Değerli okuyucum.
Dinimizde, Ramazan ve Kurban adında iki bayramımız vardır. Asr-ı Saadet’te bu bayramlar Iydül-Fıtr ve Iydül-Adhâ isimleriyle, hicretin 2. yılından itibaren kutlanmaya başlanmıştır. Kurban Bayramı namazı ve Kurban kesilmesi de yine bu yıldan itibaren yerine getirilmiştir.
Tekbirlerin Anlamı…
Kurban bayramının kutlandığı günler, aynı zamanda hicri 9. yıldan itibaren farz kılınan Hac ibadetinin ifa edildiği günlere denk gelmektedir. Hadis-i Şerif’lerde “Günlerin en faziletlisi” olarak bildirilen Arefe gününün sabahından itibaren bayramın 4. günü ikindi namazına kadar, 23 vakitte farz namazlardan sonra tekbir okunur. Bu tekbirlere Teşriktekbirleri denilir.

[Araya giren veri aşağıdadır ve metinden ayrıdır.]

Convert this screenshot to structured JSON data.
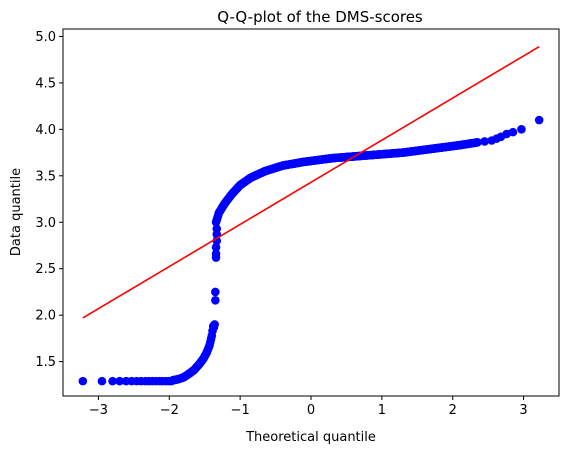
{
  "chart_data": {
    "type": "scatter",
    "title": "Q-Q-plot of the DMS-scores",
    "xlabel": "Theoretical quantile",
    "ylabel": "Data quantile",
    "xlim": [
      -3.5,
      3.5
    ],
    "ylim": [
      1.13,
      5.08
    ],
    "x_ticks": [
      -3,
      -2,
      -1,
      0,
      1,
      2,
      3
    ],
    "x_tick_labels": [
      "−3",
      "−2",
      "−1",
      "0",
      "1",
      "2",
      "3"
    ],
    "y_ticks": [
      1.5,
      2.0,
      2.5,
      3.0,
      3.5,
      4.0,
      4.5,
      5.0
    ],
    "y_tick_labels": [
      "1.5",
      "2.0",
      "2.5",
      "3.0",
      "3.5",
      "4.0",
      "4.5",
      "5.0"
    ],
    "grid": false,
    "marker_color": "#0000ff",
    "line_color": "#ff0000",
    "reference_line": {
      "x": [
        -3.22,
        3.22
      ],
      "y": [
        1.97,
        4.89
      ]
    },
    "curve_segments": [
      {
        "points": [
          [
            -1.95,
            1.3
          ],
          [
            -1.88,
            1.31
          ],
          [
            -1.8,
            1.33
          ],
          [
            -1.72,
            1.37
          ],
          [
            -1.65,
            1.41
          ],
          [
            -1.58,
            1.47
          ],
          [
            -1.52,
            1.53
          ],
          [
            -1.47,
            1.6
          ],
          [
            -1.43,
            1.68
          ],
          [
            -1.4,
            1.78
          ],
          [
            -1.38,
            1.88
          ]
        ],
        "step": 0.012
      },
      {
        "points": [
          [
            -1.34,
            3.0
          ],
          [
            -1.3,
            3.1
          ],
          [
            -1.22,
            3.2
          ],
          [
            -1.12,
            3.3
          ],
          [
            -1.0,
            3.4
          ],
          [
            -0.85,
            3.48
          ],
          [
            -0.65,
            3.55
          ],
          [
            -0.4,
            3.61
          ],
          [
            -0.1,
            3.65
          ],
          [
            0.3,
            3.69
          ],
          [
            0.8,
            3.72
          ],
          [
            1.3,
            3.75
          ],
          [
            1.8,
            3.8
          ],
          [
            2.1,
            3.83
          ],
          [
            2.35,
            3.86
          ]
        ],
        "step": 0.01
      }
    ],
    "extra_points": [
      [
        -3.22,
        1.29
      ],
      [
        -2.95,
        1.29
      ],
      [
        -2.8,
        1.29
      ],
      [
        -2.7,
        1.29
      ],
      [
        -2.61,
        1.29
      ],
      [
        -2.53,
        1.29
      ],
      [
        -2.46,
        1.29
      ],
      [
        -2.4,
        1.29
      ],
      [
        -2.34,
        1.29
      ],
      [
        -2.29,
        1.29
      ],
      [
        -2.24,
        1.29
      ],
      [
        -2.19,
        1.29
      ],
      [
        -2.14,
        1.29
      ],
      [
        -2.1,
        1.29
      ],
      [
        -2.05,
        1.29
      ],
      [
        -2.01,
        1.29
      ],
      [
        -1.97,
        1.29
      ],
      [
        -1.37,
        1.87
      ],
      [
        -1.36,
        1.9
      ],
      [
        -1.35,
        2.16
      ],
      [
        -1.35,
        2.25
      ],
      [
        -1.34,
        2.62
      ],
      [
        -1.34,
        2.66
      ],
      [
        -1.34,
        2.73
      ],
      [
        -1.33,
        2.8
      ],
      [
        -1.33,
        2.87
      ],
      [
        -1.33,
        2.93
      ],
      [
        2.45,
        3.87
      ],
      [
        2.55,
        3.88
      ],
      [
        2.62,
        3.9
      ],
      [
        2.68,
        3.92
      ],
      [
        2.76,
        3.95
      ],
      [
        2.85,
        3.97
      ],
      [
        2.97,
        4.0
      ],
      [
        3.22,
        4.1
      ]
    ]
  }
}
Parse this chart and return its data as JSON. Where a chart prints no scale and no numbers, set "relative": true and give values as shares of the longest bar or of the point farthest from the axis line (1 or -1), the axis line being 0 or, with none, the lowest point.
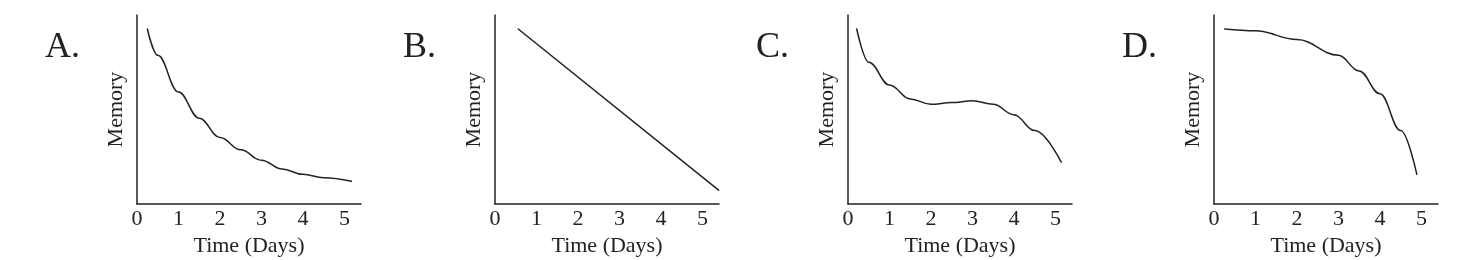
{
  "chart_data": [
    {
      "type": "line",
      "title": "A.",
      "xlabel": "Time (Days)",
      "ylabel": "Memory",
      "relative": true,
      "color": "#222222",
      "marker": "none",
      "line_style": "solid",
      "xlim": [
        0,
        5.4
      ],
      "xticks": [
        0,
        1,
        2,
        3,
        4,
        5
      ],
      "x": [
        0.25,
        0.5,
        1,
        1.5,
        2,
        2.5,
        3,
        3.5,
        4,
        4.5,
        5.17
      ],
      "values": [
        1,
        0.85,
        0.64,
        0.49,
        0.38,
        0.31,
        0.25,
        0.2,
        0.17,
        0.15,
        0.13
      ]
    },
    {
      "type": "line",
      "title": "B.",
      "xlabel": "Time (Days)",
      "ylabel": "Memory",
      "relative": true,
      "color": "#222222",
      "marker": "none",
      "line_style": "solid",
      "xlim": [
        0,
        5.4
      ],
      "xticks": [
        0,
        1,
        2,
        3,
        4,
        5
      ],
      "x": [
        0.56,
        5.39
      ],
      "values": [
        1,
        0.08
      ]
    },
    {
      "type": "line",
      "title": "C.",
      "xlabel": "Time (Days)",
      "ylabel": "Memory",
      "relative": true,
      "color": "#222222",
      "marker": "none",
      "line_style": "solid",
      "xlim": [
        0,
        5.4
      ],
      "xticks": [
        0,
        1,
        2,
        3,
        4,
        5
      ],
      "x": [
        0.21,
        0.5,
        1,
        1.5,
        2,
        2.5,
        3,
        3.5,
        4,
        4.5,
        5.14
      ],
      "values": [
        1,
        0.81,
        0.68,
        0.6,
        0.57,
        0.58,
        0.59,
        0.57,
        0.51,
        0.42,
        0.24
      ]
    },
    {
      "type": "line",
      "title": "D.",
      "xlabel": "Time (Days)",
      "ylabel": "Memory",
      "relative": true,
      "color": "#222222",
      "marker": "none",
      "line_style": "solid",
      "xlim": [
        0,
        5.4
      ],
      "xticks": [
        0,
        1,
        2,
        3,
        4,
        5
      ],
      "x": [
        0.26,
        1,
        2,
        3,
        3.5,
        4,
        4.5,
        4.89
      ],
      "values": [
        1,
        0.99,
        0.94,
        0.85,
        0.76,
        0.63,
        0.42,
        0.17
      ]
    }
  ]
}
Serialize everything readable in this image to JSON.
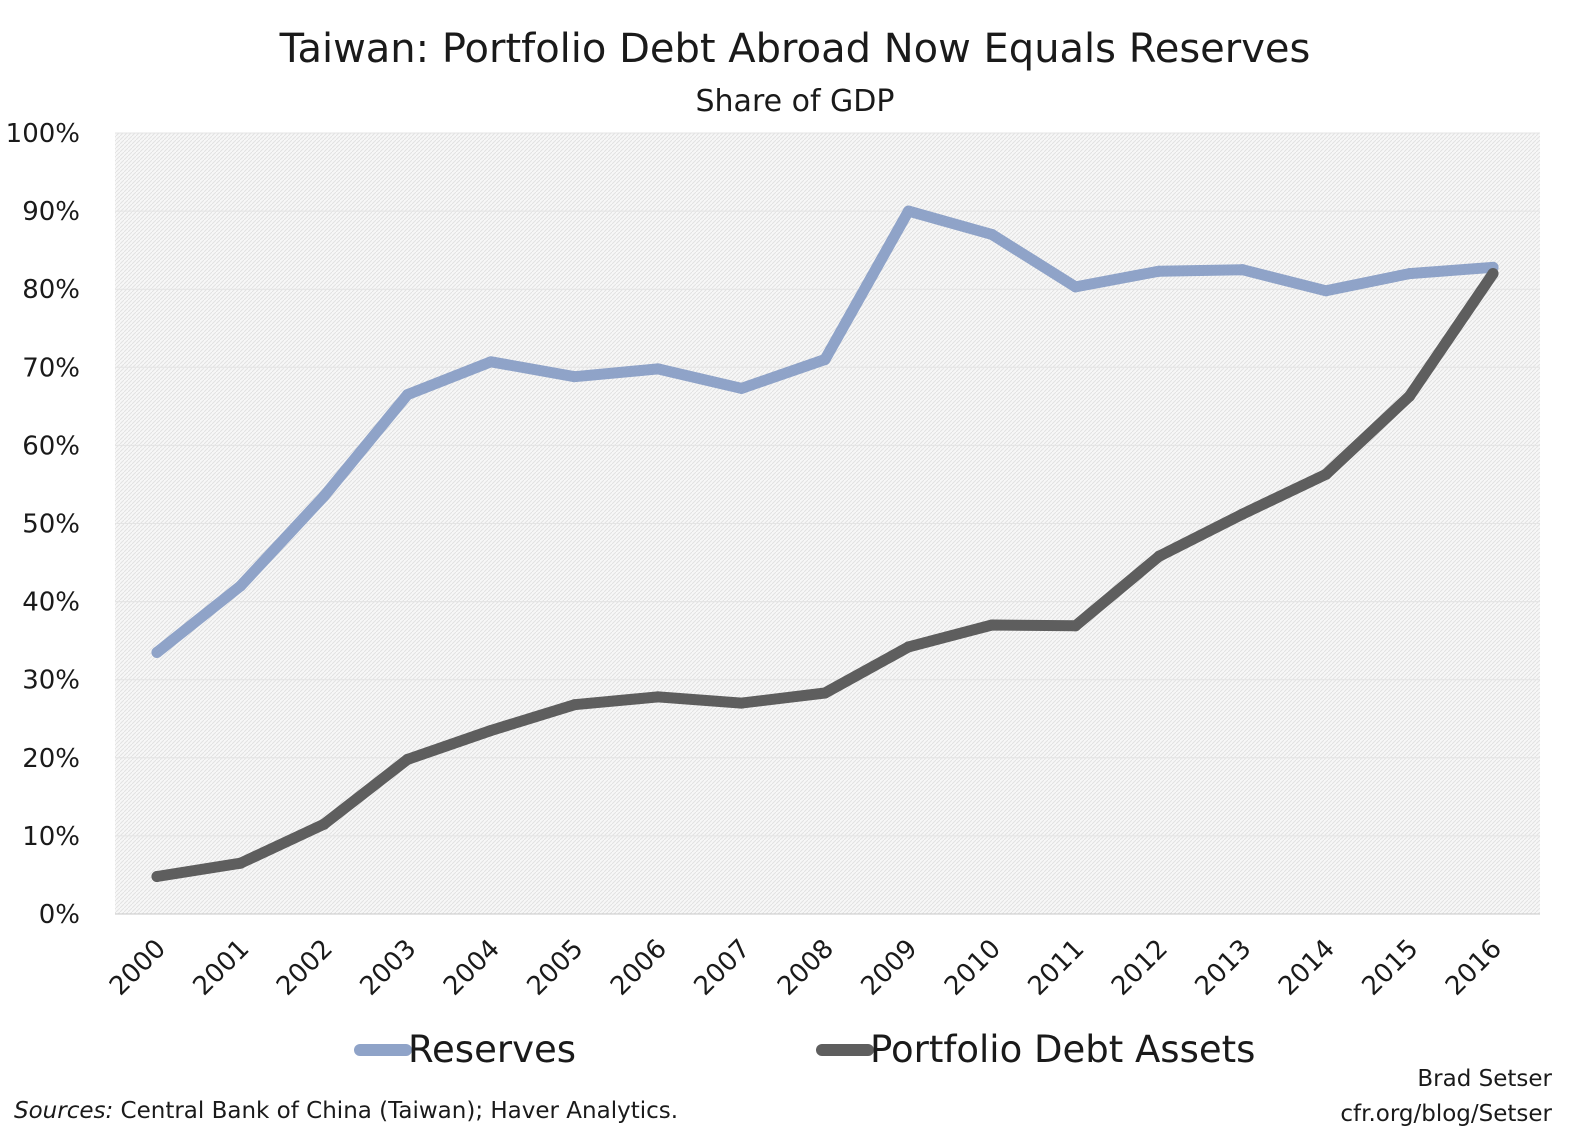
{
  "chart_data": {
    "type": "line",
    "title": "Taiwan: Portfolio Debt Abroad Now Equals Reserves",
    "subtitle": "Share of GDP",
    "xlabel": "",
    "ylabel": "",
    "categories": [
      "2000",
      "2001",
      "2002",
      "2003",
      "2004",
      "2005",
      "2006",
      "2007",
      "2008",
      "2009",
      "2010",
      "2011",
      "2012",
      "2013",
      "2014",
      "2015",
      "2016"
    ],
    "ylim": [
      0,
      100
    ],
    "yticks": [
      "0%",
      "10%",
      "20%",
      "30%",
      "40%",
      "50%",
      "60%",
      "70%",
      "80%",
      "90%",
      "100%"
    ],
    "grid": true,
    "legend_position": "bottom",
    "series": [
      {
        "name": "Reserves",
        "color": "#8FA3C8",
        "values": [
          33.5,
          42.0,
          53.5,
          66.5,
          70.7,
          68.8,
          69.8,
          67.3,
          71.0,
          90.0,
          87.0,
          80.3,
          82.3,
          82.5,
          79.8,
          82.0,
          82.8
        ]
      },
      {
        "name": "Portfolio Debt Assets",
        "color": "#5E5E5E",
        "values": [
          4.8,
          6.5,
          11.5,
          19.8,
          23.5,
          26.8,
          27.8,
          27.0,
          28.3,
          34.2,
          37.0,
          36.9,
          45.8,
          51.2,
          56.3,
          66.3,
          82.0
        ]
      }
    ]
  },
  "footer": {
    "sources_label": "Sources:",
    "sources_text": " Central Bank of China (Taiwan); Haver Analytics.",
    "author": "Brad Setser",
    "url": "cfr.org/blog/Setser"
  }
}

Bayram günlerinde okumamız vacip olan bu tekbirlerin bir hatırası olduğunu ifade etmek ve sizlerle paylaşmak istiyorum. Hz. Abdullah b. Abbas, (ra) Peygamber Efendimiz’den (sav) aldığı bilgilerle şöyle aktarıyor:
“Baba-oğul, Allah’ın emrine teslim oldular. Emr-i İlâhi’ye ikisi de boyun eğdiler. Babası eline bıçağı almıştı ki, Cebrail (as) beraberinde kocaman bir koçla semadan hızla yeryüzüne indi. Sesi yeryüzünde yankılanırken dilindeki zikir şuydu:
Allâhü Ekber, Allâhü Ekber…
Böylesine büyük bir sınava muhatap olan Hz. İbrahim, başını kaldırıp da bir koçla birlikte gelen Cebrail’i görünce büyük bir sevinçle bu zikre şu sözlerle iştirak etti:
Lâ ilâhe illallâhu vallâhü ekber…
Semada başlayıp yerde devam eden bu eşsiz zikri, canını Rabbine feda etmeye hazır olan; büyük bir teslimiyet ve rıza duyguları içinde bir kurbanlık gibi boynunu uzatan Hz. İsmail tamamladı:
Allâhü Ekber ve lillâhil hamd…
İşte her birimiz Kurban Bayramının dördüncü günü ikindi namazına kadar devam edecek bu tekbirleri okurken; bu tekbirlerin, aslında ilk defa, Hz. Cebrail ile birlikte teslimiyetin zirvesindeki baba-oğulun zikir ve tesbihleri olduğunu düşünerek okumalıdır.
Asr-ı Saadet’te Bayram Sevinci
Değerli okuyucum.
Bayram sevincinin en yüksek düzeyde yaşandığı Asr-ı Saadet’te bayram namazları genç kızlar ve kadınların da iştirak ettiği kalabalık bir cemaatle eda edilip, topluca tekbirler getirilirdi. Peygamberimiz (sav) bayramlara maddi ve manevi açıdan hazırlıklı girilmesini, bugünlerde temiz ve güzel elbiseler giyilmesini ve çocuklara da güzel elbiseler giydirilmesini isterdi. Bayram günlerinde kılıç ve diğer silahların taşınmasını yasaklamıştı. Çünkü Resul-i Ekrem (sav) bayramın huzur ve sevinç ortamının hiçbir surette bozulmasını istememişti.
O dönemde çocuklar, bugün Anadolu’da artık unutulmaya yüz tutmuş; kovalamaca, çizgi, ceviz, aşık ve misket (o zamanki adıyla cülâhik) oyunlarını oynarlardı. Bunların hiçbirinde kumar söz konusu değildi.
Peygamberimiz’in, bayram günleri için, “yeme-içme ve zikir günleri” ifadesine ilave olarak “Tekbir getirmek suretiyle bayramlarınızı süsleyiniz.” tavsiyesini şöyle anlamak da mümkündür: Müslüman, kendisini bir bayrama daha ulaştıran Allah Teala’ya şükretmelidir. İmkanları elveriyorsa kurban ibadetini gönül hoşluğu içinde yerine getirmeli, kurban etini eş-dost ve yoksullarla paylaşmalı ve ailesine ayırdığı kısmı da huzur ve sürur içinde yemelidir. Her yemek sonunda bunca nimetleri bahşeden Allah’a hamd etmeli ve yeryüzünün muhtelif yerlerinde sıkıntı içinde olan mümin kardeşlerini için de dualar etmelidir. İşte o zaman bayram, Rabbimizin rızasını kazandıran, gönüllere sevinç ve huzur bahşeden güzel bir zaman dilimine dönüşmüş olur…
Asr-ı Saadet tadında bayramlar yaşamanız dileğiyle, sağlıcakla kalınız.